PCBs are poorly soluble in water, and that solubility drops sharply as the molecules get larger. The simplest biphenyl dissolves at roughly 130 millimoles per cubic meter, while the fully chlorinated form (with ten chlorine atoms) dissolves at just 0.007 millimoles per cubic meter. Because of this low solubility, PCBs in lakes and rivers are overwhelmingly attached to suspended particles or settled sediment rather than truly dissolved. Still, even trace dissolved concentrations matter because aquatic organisms absorb PCBs directly through their gills and skin, starting the process of bioaccumulation.

The Food Chain

PCBs concentrate dramatically as they move up the food chain, a process called biomagnification. Small organisms absorb PCBs from water and sediment. Small fish eat those organisms and store the chemicals in their fat.
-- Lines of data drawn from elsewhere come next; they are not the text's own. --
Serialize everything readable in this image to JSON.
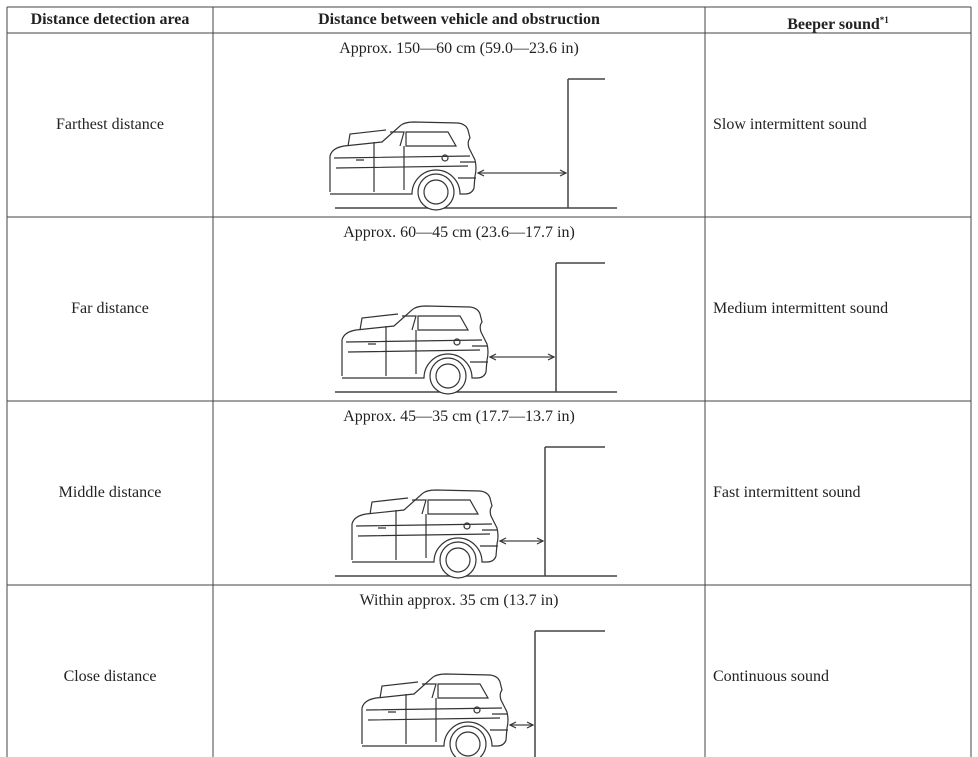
{
  "table": {
    "header": [
      "Distance detection area",
      "Distance between vehicle and obstruction",
      "Beeper sound"
    ],
    "header_superscript": "*1",
    "rows": [
      {
        "area": "Farthest distance",
        "distance": "Approx. 150—60 cm (59.0—23.6 in)",
        "sound": "Slow intermittent sound"
      },
      {
        "area": "Far distance",
        "distance": "Approx. 60—45 cm (23.6—17.7 in)",
        "sound": "Medium intermittent sound"
      },
      {
        "area": "Middle distance",
        "distance": "Approx. 45—35 cm (17.7—13.7 in)",
        "sound": "Fast intermittent sound"
      },
      {
        "area": "Close distance",
        "distance": "Within approx. 35 cm (13.7 in)",
        "sound": "Continuous sound"
      }
    ]
  }
}
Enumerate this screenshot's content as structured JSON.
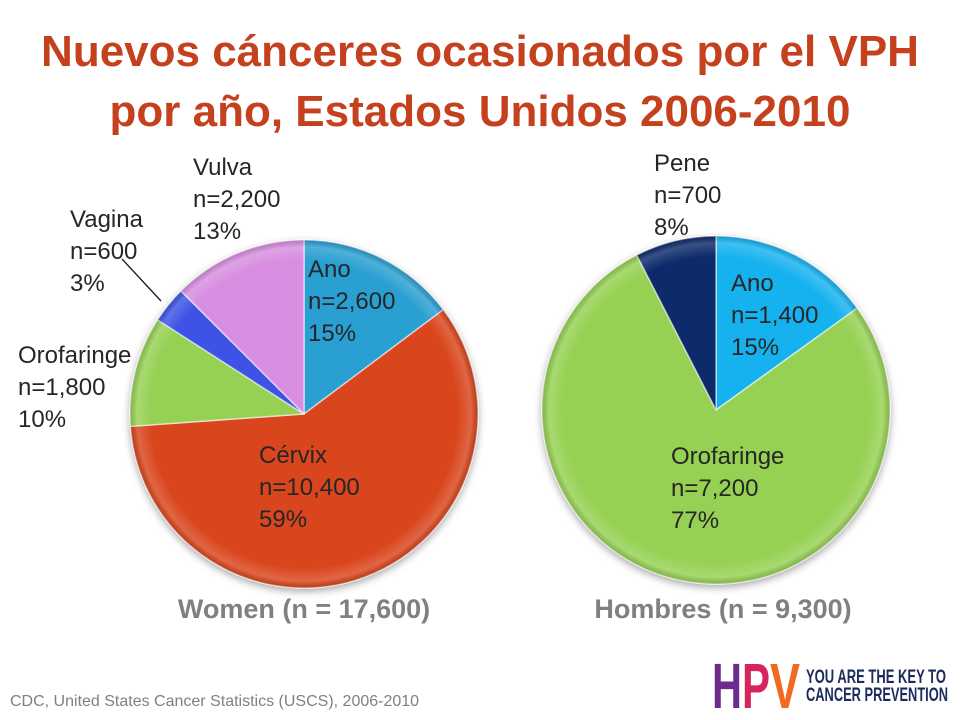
{
  "colors": {
    "title": "#c5411d",
    "label_text": "#262626",
    "caption_text": "#808080",
    "footer_text": "#808080"
  },
  "title": {
    "line1": "Nuevos cánceres ocasionados por el VPH",
    "line2": "por año, Estados Unidos 2006-2010"
  },
  "chart_data": [
    {
      "type": "pie",
      "title": "Women (n = 17,600)",
      "categories": [
        "Ano",
        "Cérvix",
        "Orofaringe",
        "Vagina",
        "Vulva"
      ],
      "values": [
        2600,
        10400,
        1800,
        600,
        2200
      ],
      "value_labels": [
        "n=2,600",
        "n=10,400",
        "n=1,800",
        "n=600",
        "n=2,200"
      ],
      "percent_labels": [
        "15%",
        "59%",
        "10%",
        "3%",
        "13%"
      ],
      "colors": [
        "#2b9fd1",
        "#d9441a",
        "#96d152",
        "#3e52e6",
        "#d78de0"
      ]
    },
    {
      "type": "pie",
      "title": "Hombres (n = 9,300)",
      "categories": [
        "Ano",
        "Orofaringe",
        "Pene"
      ],
      "values": [
        1400,
        7200,
        700
      ],
      "value_labels": [
        "n=1,400",
        "n=7,200",
        "n=700"
      ],
      "percent_labels": [
        "15%",
        "77%",
        "8%"
      ],
      "colors": [
        "#14b2f0",
        "#96d152",
        "#0f2a6b"
      ]
    }
  ],
  "footer": {
    "source": "CDC, United States Cancer Statistics (USCS), 2006-2010"
  },
  "logo": {
    "letters": [
      "H",
      "P",
      "V"
    ],
    "tagline_line1": "YOU ARE THE KEY TO",
    "tagline_line2": "CANCER PREVENTION",
    "colors": {
      "h": "#6c2b8d",
      "p": "#d6245f",
      "v": "#f26a21",
      "tagline": "#1d2a5c"
    }
  }
}
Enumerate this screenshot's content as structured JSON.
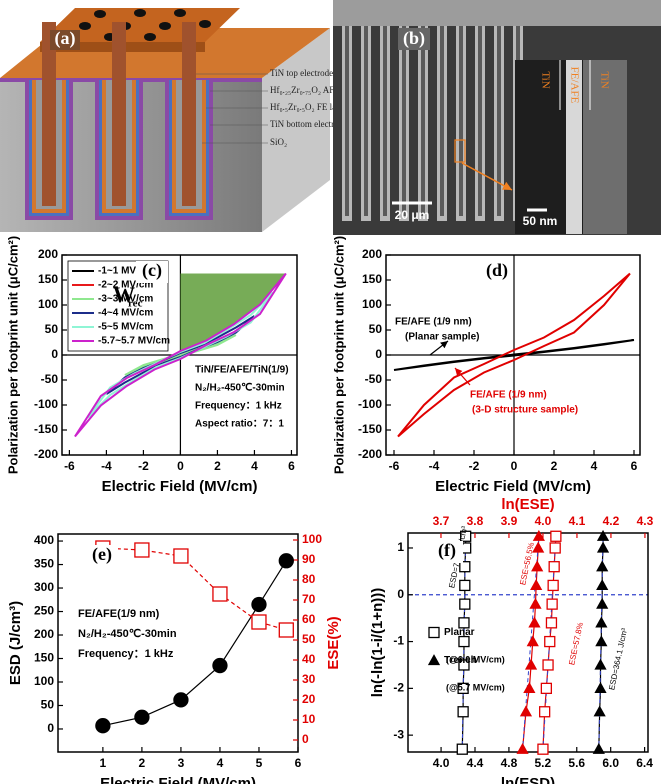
{
  "figure_a": {
    "label": "(a)",
    "layers": [
      "TiN top electrode",
      "Hf₀.₂₅Zr₀.₇₅O₂ AFE layer",
      "Hf₀.₅Zr₀.₅O₂ FE layer",
      "TiN bottom electrode",
      "SiO₂"
    ]
  },
  "figure_b": {
    "label": "(b)",
    "scale_bar": "20 μm",
    "inset_scale_bar": "50 nm",
    "inset_labels": [
      "TiN",
      "FE/AFE",
      "TiN"
    ]
  },
  "chart_data": [
    {
      "type": "line",
      "panel_label": "(c)",
      "xlabel": "Electric Field (MV/cm)",
      "ylabel": "Polarization per footprint unit (μC/cm²)",
      "xlim": [
        -6.4,
        6.3
      ],
      "xticks": [
        -6,
        -4,
        -2,
        0,
        2,
        4,
        6
      ],
      "ylim": [
        -200,
        200
      ],
      "yticks": [
        -200,
        -150,
        -100,
        -50,
        0,
        50,
        100,
        150,
        200
      ],
      "zero_lines": [
        "x",
        "y"
      ],
      "legend": "upper left",
      "area_color": "#5f9e3a",
      "series": [
        {
          "name": "-1~1 MV/cm",
          "color": "#000000",
          "x": [
            1,
            0,
            -1,
            0,
            1
          ],
          "values": [
            12,
            0.5,
            -12,
            -0.5,
            12
          ]
        },
        {
          "name": "-2~2 MV/cm",
          "color": "#e8191b",
          "x": [
            2,
            1,
            0,
            -1,
            -2,
            -1,
            0,
            1,
            2
          ],
          "values": [
            25,
            12,
            1,
            -11,
            -25,
            -12,
            -1,
            11,
            25
          ]
        },
        {
          "name": "-3~3 MV/cm",
          "color": "#8fe88f",
          "x": [
            3,
            2,
            1,
            0,
            -1,
            -2,
            -3,
            -2,
            -1,
            0,
            1,
            2,
            3
          ],
          "values": [
            40,
            24,
            12,
            2,
            -9,
            -20,
            -40,
            -24,
            -12,
            -2,
            9,
            20,
            40
          ]
        },
        {
          "name": "-4~4 MV/cm",
          "color": "#1c2d8a",
          "x": [
            4,
            3,
            2,
            1,
            0,
            -1,
            -2,
            -3,
            -4,
            -3,
            -2,
            -1,
            0,
            1,
            2,
            3,
            4
          ],
          "values": [
            78,
            55,
            35,
            17,
            4,
            -12,
            -26,
            -45,
            -78,
            -55,
            -35,
            -17,
            -4,
            12,
            26,
            45,
            78
          ]
        },
        {
          "name": "-5~5 MV/cm",
          "color": "#8ff5d5",
          "x": [
            5,
            3.8,
            2.5,
            1.3,
            0,
            -1.3,
            -2.5,
            -3.8,
            -5,
            -3.8,
            -2.5,
            -1.3,
            0,
            1.3,
            2.5,
            3.8,
            5
          ],
          "values": [
            125,
            80,
            50,
            24,
            6,
            -16,
            -37,
            -65,
            -125,
            -80,
            -50,
            -24,
            -6,
            16,
            37,
            65,
            125
          ]
        },
        {
          "name": "-5.7~5.7 MV/cm",
          "color": "#cc22cc",
          "x": [
            5.7,
            4.3,
            2.9,
            1.4,
            0,
            -1.4,
            -2.9,
            -4.3,
            -5.7,
            -4.3,
            -2.9,
            -1.4,
            0,
            1.4,
            2.9,
            4.3,
            5.7
          ],
          "values": [
            163,
            101,
            62,
            29,
            8,
            -20,
            -46,
            -82,
            -163,
            -101,
            -62,
            -29,
            -8,
            20,
            46,
            82,
            163
          ]
        }
      ],
      "annotations": [
        {
          "text": "W"
        },
        {
          "text": "rec"
        },
        {
          "text": "TiN/FE/AFE/TiN(1/9)"
        },
        {
          "text": "N₂/H₂-450℃-30min"
        },
        {
          "text": "Frequency：1 kHz"
        },
        {
          "text": "Aspect ratio：7：1"
        }
      ]
    },
    {
      "type": "line",
      "panel_label": "(d)",
      "xlabel": "Electric Field (MV/cm)",
      "ylabel": "Polarization per footprint unit (μC/cm²)",
      "xlim": [
        -6.4,
        6.3
      ],
      "xticks": [
        -6,
        -4,
        -2,
        0,
        2,
        4,
        6
      ],
      "ylim": [
        -200,
        200
      ],
      "yticks": [
        -200,
        -150,
        -100,
        -50,
        0,
        50,
        100,
        150,
        200
      ],
      "zero_lines": [
        "x",
        "y"
      ],
      "series": [
        {
          "color": "#000000",
          "x": [
            6,
            4.5,
            3,
            1.5,
            0,
            -1.5,
            -3,
            -4.5,
            -6,
            -4.5,
            -3,
            -1.5,
            0,
            1.5,
            3,
            4.5,
            6
          ],
          "values": [
            30,
            22,
            14,
            7,
            1,
            -6,
            -13,
            -21,
            -30,
            -22,
            -14,
            -7,
            -1,
            6,
            13,
            21,
            30
          ]
        },
        {
          "color": "#e00000",
          "x": [
            5.8,
            4.5,
            3,
            1.5,
            0,
            -1.5,
            -3,
            -4.5,
            -5.8,
            -4.5,
            -3,
            -1.5,
            0,
            1.5,
            3,
            4.5,
            5.8
          ],
          "values": [
            163,
            118,
            70,
            35,
            10,
            -18,
            -45,
            -100,
            -163,
            -118,
            -70,
            -35,
            -10,
            18,
            45,
            100,
            163
          ]
        }
      ],
      "annotations": [
        {
          "text": "FE/AFE (1/9 nm)",
          "color": "#000000"
        },
        {
          "text": "(Planar sample)",
          "color": "#000000"
        },
        {
          "text": "FE/AFE (1/9 nm)",
          "color": "#e00000"
        },
        {
          "text": "(3-D structure sample)",
          "color": "#e00000"
        }
      ]
    },
    {
      "type": "line",
      "panel_label": "(e)",
      "xlabel": "Electric Field (MV/cm)",
      "ylabel": "ESD (J/cm³)",
      "y2label": "ESE(%)",
      "y2color": "#e00000",
      "x": [
        1,
        2,
        3,
        4,
        5,
        5.7
      ],
      "xlim": [
        -0.15,
        6
      ],
      "xticks": [
        1,
        2,
        3,
        4,
        5,
        6
      ],
      "ylim": [
        -49,
        415
      ],
      "yticks": [
        0,
        50,
        100,
        150,
        200,
        250,
        300,
        350,
        400
      ],
      "y2lim": [
        -6,
        103
      ],
      "y2ticks": [
        0,
        10,
        20,
        30,
        40,
        50,
        60,
        70,
        80,
        90,
        100
      ],
      "series": [
        {
          "color": "#000000",
          "marker": "circle",
          "marker_fill": true,
          "values": [
            7,
            25,
            62,
            135,
            265,
            358
          ]
        },
        {
          "color": "#e00000",
          "marker": "square",
          "marker_fill": false,
          "dashed": true,
          "axis": "y2",
          "values": [
            96,
            95,
            92,
            73,
            59,
            55
          ]
        }
      ],
      "annotations": [
        {
          "text": "FE/AFE(1/9 nm)"
        },
        {
          "text": "N₂/H₂-450℃-30min"
        },
        {
          "text": "Frequency：1 kHz"
        }
      ]
    },
    {
      "type": "scatter",
      "panel_label": "(f)",
      "xlabel": "ln(ESD)",
      "x2label": "ln(ESE)",
      "x2color": "#e00000",
      "ylabel": "ln(-ln(1-i/(1+n)))",
      "xlim": [
        3.61,
        6.44
      ],
      "xticks": [
        {
          "value": 4,
          "label": "4.0"
        },
        4.4,
        4.8,
        5.2,
        5.6,
        {
          "value": 6,
          "label": "6.0"
        },
        6.4
      ],
      "x2lim": [
        3.603,
        4.309
      ],
      "x2ticks": [
        3.7,
        3.8,
        3.9,
        {
          "value": 4,
          "label": "4.0"
        },
        4.1,
        4.2,
        4.3
      ],
      "ylim": [
        -3.36,
        1.32
      ],
      "yticks": [
        -3,
        -2,
        -1,
        0,
        1
      ],
      "zero_lines": [
        "y"
      ],
      "legend": "center left",
      "fit_color": "#3344cc",
      "series": [
        {
          "name": "Planar",
          "color": "#000000",
          "marker": "square",
          "marker_fill": false,
          "connect": true,
          "x": [
            4.25,
            4.26,
            4.26,
            4.27,
            4.27,
            4.27,
            4.28,
            4.28,
            4.28,
            4.29,
            4.29
          ],
          "values": [
            -3.3,
            -2.5,
            -2.0,
            -1.5,
            -1.0,
            -0.6,
            -0.2,
            0.2,
            0.6,
            1.0,
            1.25
          ]
        },
        {
          "name": "Trench",
          "color": "#000000",
          "marker": "triangle",
          "marker_fill": true,
          "connect": true,
          "x": [
            5.86,
            5.87,
            5.88,
            5.88,
            5.89,
            5.89,
            5.9,
            5.9,
            5.9,
            5.91,
            5.91
          ],
          "values": [
            -3.3,
            -2.5,
            -2.0,
            -1.5,
            -1.0,
            -0.6,
            -0.2,
            0.2,
            0.6,
            1.0,
            1.25
          ]
        },
        {
          "color": "#e00000",
          "marker": "square",
          "marker_fill": false,
          "connect": true,
          "axis": "x2",
          "x": [
            4.0,
            4.005,
            4.01,
            4.015,
            4.02,
            4.025,
            4.027,
            4.03,
            4.033,
            4.036,
            4.038
          ],
          "values": [
            -3.3,
            -2.5,
            -2.0,
            -1.5,
            -1.0,
            -0.6,
            -0.2,
            0.2,
            0.6,
            1.0,
            1.25
          ]
        },
        {
          "color": "#e00000",
          "marker": "triangle",
          "marker_fill": true,
          "connect": true,
          "axis": "x2",
          "x": [
            3.94,
            3.95,
            3.96,
            3.965,
            3.97,
            3.975,
            3.978,
            3.98,
            3.983,
            3.986,
            3.988
          ],
          "values": [
            -3.3,
            -2.5,
            -2.0,
            -1.5,
            -1.0,
            -0.6,
            -0.2,
            0.2,
            0.6,
            1.0,
            1.25
          ]
        }
      ],
      "annotations": [
        {
          "text": "ESD=71.95 J/cm³",
          "color": "#000000"
        },
        {
          "text": "ESE=56.5%",
          "color": "#e00000"
        },
        {
          "text": "ESE=57.8%",
          "color": "#e00000"
        },
        {
          "text": "ESD=364.1 J/cm³",
          "color": "#000000"
        },
        {
          "text": "(@6.0 MV/cm)",
          "color": "#000000"
        },
        {
          "text": "(@5.7 MV/cm)",
          "color": "#000000"
        }
      ]
    }
  ]
}
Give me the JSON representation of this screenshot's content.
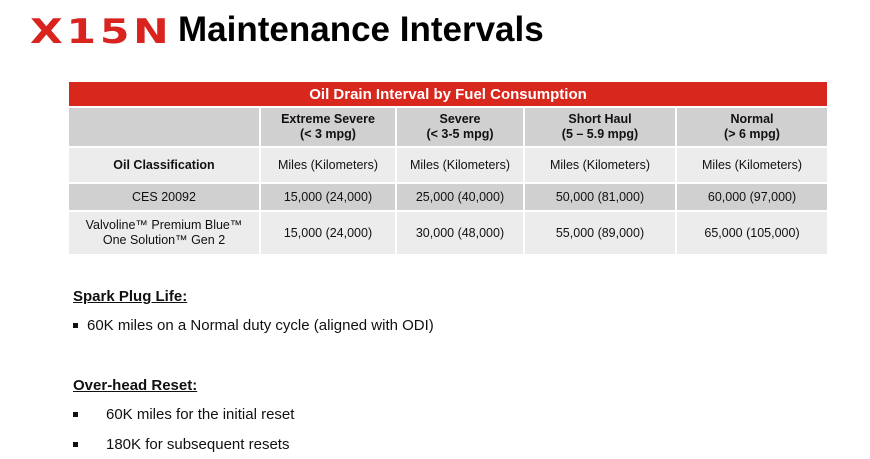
{
  "header": {
    "logo_text": "X15N",
    "title": "Maintenance Intervals"
  },
  "table": {
    "banner": "Oil Drain Interval by Fuel Consumption",
    "columns": [
      {
        "line1": "",
        "line2": ""
      },
      {
        "line1": "Extreme Severe",
        "line2": "(< 3 mpg)"
      },
      {
        "line1": "Severe",
        "line2": "(< 3-5 mpg)"
      },
      {
        "line1": "Short Haul",
        "line2": "(5 – 5.9 mpg)"
      },
      {
        "line1": "Normal",
        "line2": "(> 6 mpg)"
      }
    ],
    "units_row": [
      "Oil Classification",
      "Miles (Kilometers)",
      "Miles (Kilometers)",
      "Miles (Kilometers)",
      "Miles (Kilometers)"
    ],
    "rows": [
      {
        "label_line1": "CES 20092",
        "label_line2": "",
        "values": [
          "15,000 (24,000)",
          "25,000 (40,000)",
          "50,000 (81,000)",
          "60,000 (97,000)"
        ]
      },
      {
        "label_line1": "Valvoline™ Premium Blue™",
        "label_line2": "One Solution™ Gen 2",
        "values": [
          "15,000 (24,000)",
          "30,000 (48,000)",
          "55,000 (89,000)",
          "65,000 (105,000)"
        ]
      }
    ]
  },
  "spark_plug": {
    "heading": "Spark Plug Life:",
    "bullets": [
      "60K miles on a Normal duty cycle (aligned with ODI)"
    ]
  },
  "overhead": {
    "heading": "Over-head Reset:",
    "bullets": [
      "60K miles for the initial reset",
      "180K for subsequent resets"
    ]
  },
  "colors": {
    "brand_red": "#d8281e",
    "header_gray": "#d0d0d0",
    "row_light": "#ececec"
  }
}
Larger predatory fish accumulate still higher levels, and top predators like tuna, dolphins, and seals carry the greatest burden.

Monitoring data from the Adriatic Sea illustrates this pattern clearly. Mussels and small fish reflect background pollution levels, but wild bluefin tuna sampled in the same waters had some of the highest PCB concentrations reported in the scientific literature. Dolphins carried even higher fat-adjusted levels than tuna or sea turtles. Two specific PCB forms, known as congeners 138 and 153, resist metabolic breakdown so effectively that they accumulate at the highest levels across nearly all marine species studied.

Buildings and Older Infrastructure

PCBs are embedded in millions of structures built or renovated before the late 1970s. The most common sources inside buildings are caulking compounds (the flexible sealant around windows and expansion joints), oil-based paints, and fluorescent light ballasts. On ships built before 1979, PCBs appear in cable insulation, rubber gaskets, electronic equipment, and specialty coatings.

These materials slowly release PCBs into indoor air and dust over time. NIOSH-funded research found PCB levels as high as 81 parts per million in dust inside school ventilation systems, well above the EPA’s 50 ppm limit for bulk materials. The same research uncovered an ongoing problem with old fluorescent light fixtures leaking PCBs, something regulators had assumed was resolved decades earlier. Schools, office buildings, and public housing from the 1950s through 1970s are the structures most likely to contain these materials.

How PCBs Reach People

For the general population, the two main routes of PCB exposure are diet and breathing indoor air, and they contribute roughly equal amounts. A coordinated study measuring both routes in Midwestern communities found dietary PCB exposure ranging from 1.2 to 120 micrograms per year, while inhalation exposure ranged from 0.2 to 160 micrograms per year.

Within the diet, meat is the single largest source, contributing about 50% of total dietary PCB intake. Dairy products account for roughly 25%, fish about 15%, and all other foods the remaining 10%. This surprises many people who associate PCB exposure primarily with fish. While certain fish species, particularly fatty predatory fish from contaminated waters, carry very high PCB levels per serving, meat and dairy make up a much larger share of most people’s overall diet, pushing their total contribution higher.

Inhalation exposure is particularly significant for people who live or work in older buildings with PCB-containing caulk, paint, or light fixtures. In schools with these materials, airborne PCB exposure alone ranged from 0.7 to 116 micrograms per year, comparable to the total dietary route for some individuals.